Naturselbstdruck und Chemigramm

Synonyme: Rayographie, ➥ Rayogramm, Schadographie, Schadogramm, Kameralose Fotografie, Lumographie, Luminogramm, Generative Fotografie, Photogenic drawing, photogenische Zeichnung

Geschichte + Kunstgeschichte

Ein Fotogramm können Sie mit allen fotografischen Techniken der ➥ fotografischen Edeldruckverfahren erzeugen.
Bereits 1840 stellte der britische Fotopionier William Henry Fox Talbot ‚Photogenic drawings‘ her, indem er Gegenstände auf das von ihm entdeckte – mit Kochsalz und Silbernitrat präparierte – Papier legte und belichtete.

Beispiele für künstlerische Fotogramme finden Sie bei ➥ Lazlo Moholy-Nagy, ➥ Man Ray, ➥ Christian Schad bei Künstlerfotografen, ➥ Dadaisten und Surrealisten sowie bei der Naturforscherin ➥ Anna Atkins.

Talbot Fotogramm
William Henry Fox Talbot, Photogenic Drawing, ca. 1860 [Public domain], via Wikimedia Commons

 

Fotogramme im Unterricht: Cyanotypien

Beschreibung der Cyanotypie

Für Fotogramme wird eine lichtempfindlich präparierte Unterlage (Papier, Baumwolle, Leinen, Inkjetpapier, Fotopapier) benötigt. Fotopapier ist heute nur noch in Restbeständen erhältlich und benötigt zur Bearbeitung eine Dunkelkammer.
Am praktikabelsten ist daher die ➥ Cyanotypie. Das Trägermaterial kann auf einfache Weise selbst beschichtet werden, die Chemikalien sind relativ harmlos. Die Verarbeitung kann wegen der geringen Lichtempfindlichkeit bei gedämpftem Tageslicht erfolgen, die „Entwicklung“ findet im Wasserbad statt und man benötigt keine weiteren Chemikalien.

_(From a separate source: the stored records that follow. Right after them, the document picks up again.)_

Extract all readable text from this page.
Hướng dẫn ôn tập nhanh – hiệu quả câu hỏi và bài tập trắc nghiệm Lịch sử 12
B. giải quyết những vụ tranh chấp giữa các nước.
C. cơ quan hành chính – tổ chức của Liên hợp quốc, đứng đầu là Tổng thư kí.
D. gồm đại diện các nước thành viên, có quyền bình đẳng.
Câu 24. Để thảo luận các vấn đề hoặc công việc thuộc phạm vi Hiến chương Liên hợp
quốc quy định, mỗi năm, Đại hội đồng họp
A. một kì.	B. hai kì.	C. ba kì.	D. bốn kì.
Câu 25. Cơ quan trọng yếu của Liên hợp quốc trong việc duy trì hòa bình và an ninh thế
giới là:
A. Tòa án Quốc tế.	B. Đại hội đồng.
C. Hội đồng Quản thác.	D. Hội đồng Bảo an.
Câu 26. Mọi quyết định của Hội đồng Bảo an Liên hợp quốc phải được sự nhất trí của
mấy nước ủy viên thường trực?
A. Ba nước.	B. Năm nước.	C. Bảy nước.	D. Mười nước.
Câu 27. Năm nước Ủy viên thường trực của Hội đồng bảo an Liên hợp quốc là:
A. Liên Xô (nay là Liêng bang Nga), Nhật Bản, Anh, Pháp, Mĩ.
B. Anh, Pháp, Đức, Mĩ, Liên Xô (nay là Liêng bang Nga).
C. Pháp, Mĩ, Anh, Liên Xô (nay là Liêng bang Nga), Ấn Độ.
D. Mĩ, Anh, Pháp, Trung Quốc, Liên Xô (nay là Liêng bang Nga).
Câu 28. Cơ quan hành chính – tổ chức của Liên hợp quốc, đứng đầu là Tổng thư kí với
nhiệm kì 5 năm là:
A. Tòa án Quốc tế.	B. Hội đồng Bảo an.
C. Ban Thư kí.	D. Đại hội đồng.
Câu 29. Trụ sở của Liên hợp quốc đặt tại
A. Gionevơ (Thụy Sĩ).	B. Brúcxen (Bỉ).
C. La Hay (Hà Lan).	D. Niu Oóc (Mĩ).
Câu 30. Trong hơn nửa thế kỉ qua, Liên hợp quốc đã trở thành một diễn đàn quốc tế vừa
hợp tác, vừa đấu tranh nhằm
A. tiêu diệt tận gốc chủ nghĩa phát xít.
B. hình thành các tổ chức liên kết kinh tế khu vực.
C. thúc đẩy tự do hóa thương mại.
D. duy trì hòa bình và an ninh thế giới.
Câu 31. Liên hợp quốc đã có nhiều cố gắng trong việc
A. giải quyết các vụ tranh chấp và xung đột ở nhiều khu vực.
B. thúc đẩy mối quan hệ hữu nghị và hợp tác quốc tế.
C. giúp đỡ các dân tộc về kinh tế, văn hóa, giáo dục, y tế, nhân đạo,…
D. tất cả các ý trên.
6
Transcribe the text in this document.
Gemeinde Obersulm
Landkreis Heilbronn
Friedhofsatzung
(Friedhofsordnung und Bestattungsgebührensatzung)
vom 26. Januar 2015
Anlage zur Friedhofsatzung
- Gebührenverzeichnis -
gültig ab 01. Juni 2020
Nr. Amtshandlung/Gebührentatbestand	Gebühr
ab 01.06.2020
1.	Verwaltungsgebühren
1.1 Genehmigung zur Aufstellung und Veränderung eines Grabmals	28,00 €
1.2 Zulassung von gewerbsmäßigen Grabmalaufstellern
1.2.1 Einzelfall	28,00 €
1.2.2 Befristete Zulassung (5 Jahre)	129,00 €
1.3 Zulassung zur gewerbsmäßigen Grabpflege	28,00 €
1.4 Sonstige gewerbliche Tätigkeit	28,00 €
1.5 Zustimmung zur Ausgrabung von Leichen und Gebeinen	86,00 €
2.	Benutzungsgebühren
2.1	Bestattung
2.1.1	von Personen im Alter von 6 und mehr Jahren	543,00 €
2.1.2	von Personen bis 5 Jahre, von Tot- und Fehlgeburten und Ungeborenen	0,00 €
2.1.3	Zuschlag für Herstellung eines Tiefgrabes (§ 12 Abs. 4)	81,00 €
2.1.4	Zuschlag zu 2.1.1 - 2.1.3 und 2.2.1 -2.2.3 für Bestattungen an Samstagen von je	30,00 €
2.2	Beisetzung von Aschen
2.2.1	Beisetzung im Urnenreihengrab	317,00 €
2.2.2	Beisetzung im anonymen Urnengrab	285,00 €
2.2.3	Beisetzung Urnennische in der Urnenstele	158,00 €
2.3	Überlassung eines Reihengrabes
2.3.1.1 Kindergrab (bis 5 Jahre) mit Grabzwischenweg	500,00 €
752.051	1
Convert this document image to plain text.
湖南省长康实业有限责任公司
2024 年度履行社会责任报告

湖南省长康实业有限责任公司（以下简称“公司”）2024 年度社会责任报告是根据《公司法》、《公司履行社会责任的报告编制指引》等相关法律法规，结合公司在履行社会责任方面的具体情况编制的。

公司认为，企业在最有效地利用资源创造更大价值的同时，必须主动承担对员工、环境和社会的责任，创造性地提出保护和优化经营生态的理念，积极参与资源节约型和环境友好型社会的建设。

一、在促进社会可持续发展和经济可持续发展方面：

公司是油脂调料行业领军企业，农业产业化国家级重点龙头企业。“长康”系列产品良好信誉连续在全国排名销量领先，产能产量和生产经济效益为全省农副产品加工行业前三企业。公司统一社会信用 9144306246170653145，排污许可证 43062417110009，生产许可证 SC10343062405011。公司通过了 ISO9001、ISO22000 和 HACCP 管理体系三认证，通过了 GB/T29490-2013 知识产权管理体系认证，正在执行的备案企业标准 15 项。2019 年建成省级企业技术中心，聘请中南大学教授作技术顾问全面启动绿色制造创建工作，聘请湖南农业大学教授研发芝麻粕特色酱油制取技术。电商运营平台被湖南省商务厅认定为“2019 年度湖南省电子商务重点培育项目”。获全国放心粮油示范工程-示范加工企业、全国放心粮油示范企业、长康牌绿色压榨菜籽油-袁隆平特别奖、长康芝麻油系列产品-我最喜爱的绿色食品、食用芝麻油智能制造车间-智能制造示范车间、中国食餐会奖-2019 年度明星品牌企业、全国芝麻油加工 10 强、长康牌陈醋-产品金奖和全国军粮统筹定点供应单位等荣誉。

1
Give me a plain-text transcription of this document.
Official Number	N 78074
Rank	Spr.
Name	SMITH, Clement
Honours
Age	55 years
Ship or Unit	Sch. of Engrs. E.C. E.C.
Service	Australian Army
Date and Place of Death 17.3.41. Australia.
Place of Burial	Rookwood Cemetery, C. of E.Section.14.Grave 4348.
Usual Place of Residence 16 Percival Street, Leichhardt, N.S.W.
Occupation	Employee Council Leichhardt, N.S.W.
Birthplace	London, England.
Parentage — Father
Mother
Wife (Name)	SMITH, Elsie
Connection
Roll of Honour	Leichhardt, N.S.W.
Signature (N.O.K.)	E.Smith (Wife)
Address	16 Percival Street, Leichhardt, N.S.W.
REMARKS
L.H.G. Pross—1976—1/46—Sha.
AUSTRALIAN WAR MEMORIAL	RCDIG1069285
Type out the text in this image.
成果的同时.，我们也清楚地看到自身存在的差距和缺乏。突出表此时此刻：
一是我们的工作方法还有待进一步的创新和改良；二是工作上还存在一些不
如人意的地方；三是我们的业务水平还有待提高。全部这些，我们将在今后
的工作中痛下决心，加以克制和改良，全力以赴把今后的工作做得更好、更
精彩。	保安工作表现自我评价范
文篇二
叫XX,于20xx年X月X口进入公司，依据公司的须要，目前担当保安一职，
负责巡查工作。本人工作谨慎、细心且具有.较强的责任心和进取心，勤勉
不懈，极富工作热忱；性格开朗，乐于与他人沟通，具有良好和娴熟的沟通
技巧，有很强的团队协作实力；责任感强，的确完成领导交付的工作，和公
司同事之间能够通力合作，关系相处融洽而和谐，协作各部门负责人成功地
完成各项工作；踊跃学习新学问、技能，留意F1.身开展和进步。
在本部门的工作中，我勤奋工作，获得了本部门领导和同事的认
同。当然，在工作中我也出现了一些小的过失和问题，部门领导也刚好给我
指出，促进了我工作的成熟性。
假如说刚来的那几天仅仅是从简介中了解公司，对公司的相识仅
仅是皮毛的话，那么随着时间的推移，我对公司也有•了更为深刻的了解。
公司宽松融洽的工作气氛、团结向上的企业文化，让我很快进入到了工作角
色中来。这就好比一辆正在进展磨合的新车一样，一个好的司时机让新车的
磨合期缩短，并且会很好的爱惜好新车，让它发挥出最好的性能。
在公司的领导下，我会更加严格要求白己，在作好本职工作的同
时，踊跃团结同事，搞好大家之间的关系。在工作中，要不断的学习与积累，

Die Schüler suchen Gegenstände, die als „Schattenwerfer“ dienen sollen und die Bildgestaltung ergeben. Diese Gegenstände werden nun entweder auf einen Tageslichtprojektor gelegt und 5-15 Minuten belichtet oder die Klasse begibt sich bei Sonnenschein an eine schattige Stelle, an der die Schüler aus einem Umschlag das Cyanotypiepapier ausgehändigt bekommen. Mit der Schichtseite nach unten begeben sie sich dann an einen Sonnenplatz, legen zügig ihre Gegenstände auf das Blatt und belichten 5-15 Minuten – je nach Sonnenintensität. Bei bedecktem Himmel können es auch 20 Minuten sein.

Cyanotypie auf Leinwand, 50x70 cm
Schüttbild, Cyanotypielösung mit Manganrot-Farbpulver gemixt, Wolfgang Autenrieth, 2021, Cyanotypie auf Leinwand, 50×70 cm

Entwickeln

Nach der Belichtung werden die Papiere wieder in einem Umschlag „lichtsicher“ verwahrt. In einem Raum ohne direkte Sonneneinstrahlung werden dann im Wassereimer oder Waschbecken die unbelichteten Teile abgespült. Will man die Farbintensität verstärken, kann vor dem Auswaschen eine „Schnelloxidation“ in einem Eimer mit 0,8%-iger Wasserstoffperoxid-Lösung erfolgen.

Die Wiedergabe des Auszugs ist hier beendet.